Goldman Sachs lifted its one-year target price for CSL by 6 per cent last week and updated its earnings per share estimates, in line with the weakened local currency.
It retained a "neutral" rating on the company, although the $39.80 price target is higher than Friday's close of $39.24.
"The outlook for CSL remains positive given efficient plasma economics, [rival] Baxter's capacity constraints and strong growth from CSL's market-leading subcutaneous [immunoglobin] product," Goldman says.
But Morgan Stanley is more cautious on CSL. While it has lifted its earnings per share estimates and price target, the revised $36.28 target is still below CSL's current price.
"The stock remains an FX and balance sheet play in our view," the analysts Sean Laaman and James Rutledge has told clients. "We believe CSL is in a transition phase from a high-growth beneficiary of industry consolidation to a steady business with risk to longer-term margins as competition in the market for coagulation factors intensifies."
Similarly, Macquarie "refreshed" its view this week of the condom manufacturer Ansell following US and European Union manufacturing data, as well as industry feedback.
"While Ansell is not immune from the current slowdown, we still see it delivering 12 per cent earnings per share growth this year - testament, we believe, to the strength and resilience of its business model and competitive positioning," the analysts Dr Craig Collie and Amron D'Silva have said in a note to clients.
But those looking for further capital gains might have left their run too late.
As Tim Montague-Jones, a senior equity analyst at Morningstar, puts it: "There's a lot of hot money in the healthcare sector.

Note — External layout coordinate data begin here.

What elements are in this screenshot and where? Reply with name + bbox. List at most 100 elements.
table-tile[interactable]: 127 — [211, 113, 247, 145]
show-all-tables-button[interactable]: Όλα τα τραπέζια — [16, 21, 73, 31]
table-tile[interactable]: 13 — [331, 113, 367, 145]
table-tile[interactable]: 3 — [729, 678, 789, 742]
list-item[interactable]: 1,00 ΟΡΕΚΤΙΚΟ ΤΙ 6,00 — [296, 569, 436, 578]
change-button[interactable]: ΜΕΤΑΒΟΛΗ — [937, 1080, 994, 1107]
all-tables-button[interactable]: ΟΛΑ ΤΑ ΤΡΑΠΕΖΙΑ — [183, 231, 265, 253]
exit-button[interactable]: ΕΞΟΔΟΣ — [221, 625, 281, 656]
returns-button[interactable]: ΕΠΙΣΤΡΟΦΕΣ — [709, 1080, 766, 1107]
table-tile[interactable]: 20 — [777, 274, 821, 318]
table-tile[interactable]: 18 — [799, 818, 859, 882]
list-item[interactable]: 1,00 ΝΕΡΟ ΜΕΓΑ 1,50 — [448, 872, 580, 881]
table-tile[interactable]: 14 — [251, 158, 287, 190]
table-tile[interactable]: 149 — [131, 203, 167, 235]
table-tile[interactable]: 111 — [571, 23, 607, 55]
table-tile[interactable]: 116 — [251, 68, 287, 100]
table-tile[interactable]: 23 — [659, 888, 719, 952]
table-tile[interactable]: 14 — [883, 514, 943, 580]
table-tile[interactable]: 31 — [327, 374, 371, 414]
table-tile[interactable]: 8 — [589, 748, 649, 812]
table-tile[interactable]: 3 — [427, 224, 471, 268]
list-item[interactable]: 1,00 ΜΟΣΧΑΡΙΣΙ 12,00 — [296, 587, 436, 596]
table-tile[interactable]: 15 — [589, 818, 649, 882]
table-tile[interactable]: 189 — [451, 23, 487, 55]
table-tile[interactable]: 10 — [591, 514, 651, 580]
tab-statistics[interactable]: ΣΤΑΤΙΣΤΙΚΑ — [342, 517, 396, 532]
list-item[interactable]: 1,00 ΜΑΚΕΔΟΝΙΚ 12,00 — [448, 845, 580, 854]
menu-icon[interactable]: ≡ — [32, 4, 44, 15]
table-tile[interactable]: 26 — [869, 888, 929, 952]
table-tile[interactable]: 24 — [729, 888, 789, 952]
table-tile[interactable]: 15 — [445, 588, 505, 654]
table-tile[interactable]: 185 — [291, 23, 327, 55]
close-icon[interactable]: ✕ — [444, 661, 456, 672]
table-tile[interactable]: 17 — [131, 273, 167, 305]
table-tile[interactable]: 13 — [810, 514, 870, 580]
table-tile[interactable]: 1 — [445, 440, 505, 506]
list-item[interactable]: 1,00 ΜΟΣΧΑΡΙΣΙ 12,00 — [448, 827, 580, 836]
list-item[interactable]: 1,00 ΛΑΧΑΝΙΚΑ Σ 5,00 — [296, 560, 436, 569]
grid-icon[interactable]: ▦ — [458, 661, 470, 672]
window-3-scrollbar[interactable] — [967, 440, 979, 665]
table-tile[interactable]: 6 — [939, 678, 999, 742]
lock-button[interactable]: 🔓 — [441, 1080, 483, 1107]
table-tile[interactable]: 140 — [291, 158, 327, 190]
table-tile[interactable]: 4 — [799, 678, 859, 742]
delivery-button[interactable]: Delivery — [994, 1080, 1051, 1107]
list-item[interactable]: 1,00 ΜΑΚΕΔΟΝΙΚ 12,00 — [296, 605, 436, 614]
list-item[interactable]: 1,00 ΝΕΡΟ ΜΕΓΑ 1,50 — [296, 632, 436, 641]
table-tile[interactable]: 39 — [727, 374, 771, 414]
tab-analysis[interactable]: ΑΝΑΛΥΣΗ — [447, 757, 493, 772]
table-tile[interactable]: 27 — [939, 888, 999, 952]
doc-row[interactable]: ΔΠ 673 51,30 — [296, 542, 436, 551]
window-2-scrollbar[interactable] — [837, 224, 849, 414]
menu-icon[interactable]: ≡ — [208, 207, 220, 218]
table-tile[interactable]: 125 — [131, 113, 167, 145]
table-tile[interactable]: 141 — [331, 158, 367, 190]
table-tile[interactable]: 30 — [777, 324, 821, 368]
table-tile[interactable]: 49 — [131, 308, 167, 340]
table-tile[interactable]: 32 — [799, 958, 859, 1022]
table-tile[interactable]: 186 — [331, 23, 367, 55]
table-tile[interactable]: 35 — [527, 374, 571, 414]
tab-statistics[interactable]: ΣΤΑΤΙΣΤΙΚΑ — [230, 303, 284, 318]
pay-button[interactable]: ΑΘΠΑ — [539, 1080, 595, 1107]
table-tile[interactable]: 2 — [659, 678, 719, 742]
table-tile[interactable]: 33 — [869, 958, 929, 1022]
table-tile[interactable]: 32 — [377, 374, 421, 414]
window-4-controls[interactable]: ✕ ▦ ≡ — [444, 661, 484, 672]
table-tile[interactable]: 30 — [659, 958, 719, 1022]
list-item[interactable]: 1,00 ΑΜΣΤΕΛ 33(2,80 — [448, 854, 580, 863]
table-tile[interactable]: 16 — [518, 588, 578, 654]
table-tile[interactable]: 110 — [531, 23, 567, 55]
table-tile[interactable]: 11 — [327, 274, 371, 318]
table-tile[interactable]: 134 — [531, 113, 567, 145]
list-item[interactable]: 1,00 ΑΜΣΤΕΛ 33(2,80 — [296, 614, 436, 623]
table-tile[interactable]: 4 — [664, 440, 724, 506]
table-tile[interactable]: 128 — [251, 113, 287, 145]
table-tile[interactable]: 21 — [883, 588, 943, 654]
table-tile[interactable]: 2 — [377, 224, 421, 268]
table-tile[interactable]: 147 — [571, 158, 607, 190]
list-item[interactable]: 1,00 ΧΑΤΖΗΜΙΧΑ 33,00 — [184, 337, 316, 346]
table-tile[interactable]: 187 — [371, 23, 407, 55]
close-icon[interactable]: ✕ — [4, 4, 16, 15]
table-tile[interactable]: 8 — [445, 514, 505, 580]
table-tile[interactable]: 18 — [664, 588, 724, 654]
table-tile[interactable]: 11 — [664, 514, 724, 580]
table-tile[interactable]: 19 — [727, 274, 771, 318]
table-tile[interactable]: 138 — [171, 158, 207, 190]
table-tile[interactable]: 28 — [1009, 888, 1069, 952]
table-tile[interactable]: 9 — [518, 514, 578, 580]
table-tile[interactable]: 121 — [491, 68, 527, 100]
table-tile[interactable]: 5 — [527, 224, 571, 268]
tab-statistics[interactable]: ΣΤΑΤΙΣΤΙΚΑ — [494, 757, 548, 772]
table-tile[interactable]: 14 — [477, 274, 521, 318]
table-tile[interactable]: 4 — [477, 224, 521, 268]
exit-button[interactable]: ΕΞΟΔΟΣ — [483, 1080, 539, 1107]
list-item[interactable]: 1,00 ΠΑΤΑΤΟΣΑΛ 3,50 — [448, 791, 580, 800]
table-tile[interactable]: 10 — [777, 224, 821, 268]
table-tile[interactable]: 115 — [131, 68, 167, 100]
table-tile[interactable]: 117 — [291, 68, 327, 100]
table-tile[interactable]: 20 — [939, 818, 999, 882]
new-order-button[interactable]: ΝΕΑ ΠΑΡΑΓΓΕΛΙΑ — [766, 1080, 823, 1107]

"It's a great sector and they've all done extremely well, but there has to be a time when you need to take some profit. We wouldn't be buying into it now," says Montague-Jones, who runs the Morningstar Australia Growth Portfolio.
As soon as the market stabilises and there's a "vision" of global economic growth, money will be pulled from the sector, he predicts.
Although he considers healthcare stocks overvalued, he is favourable on the liver cancer treatment company Sirtex Medical.
Also attracting interest is the medical centre, radiology and pathology company Primary Health Care, which has missed the recent boom in healthcare stocks.
Dr Shane Storey, the healthcare analyst at Wilson HTM, says the market's polarised position on the company actually presents an opportunity for investors.
His "buy" rating - and price upgrade to $3.42, which is 65? above Friday's close - is built on expectations that recovery in Primary's three major divisions will lead to a re-rating of the company later this year.
Medical centre earnings will become a prominent feature of Primary's results over the next two years, Dr Storey says, and Medicare data suggest that Primary's other divisions, pathology and radiology, should also report solid results.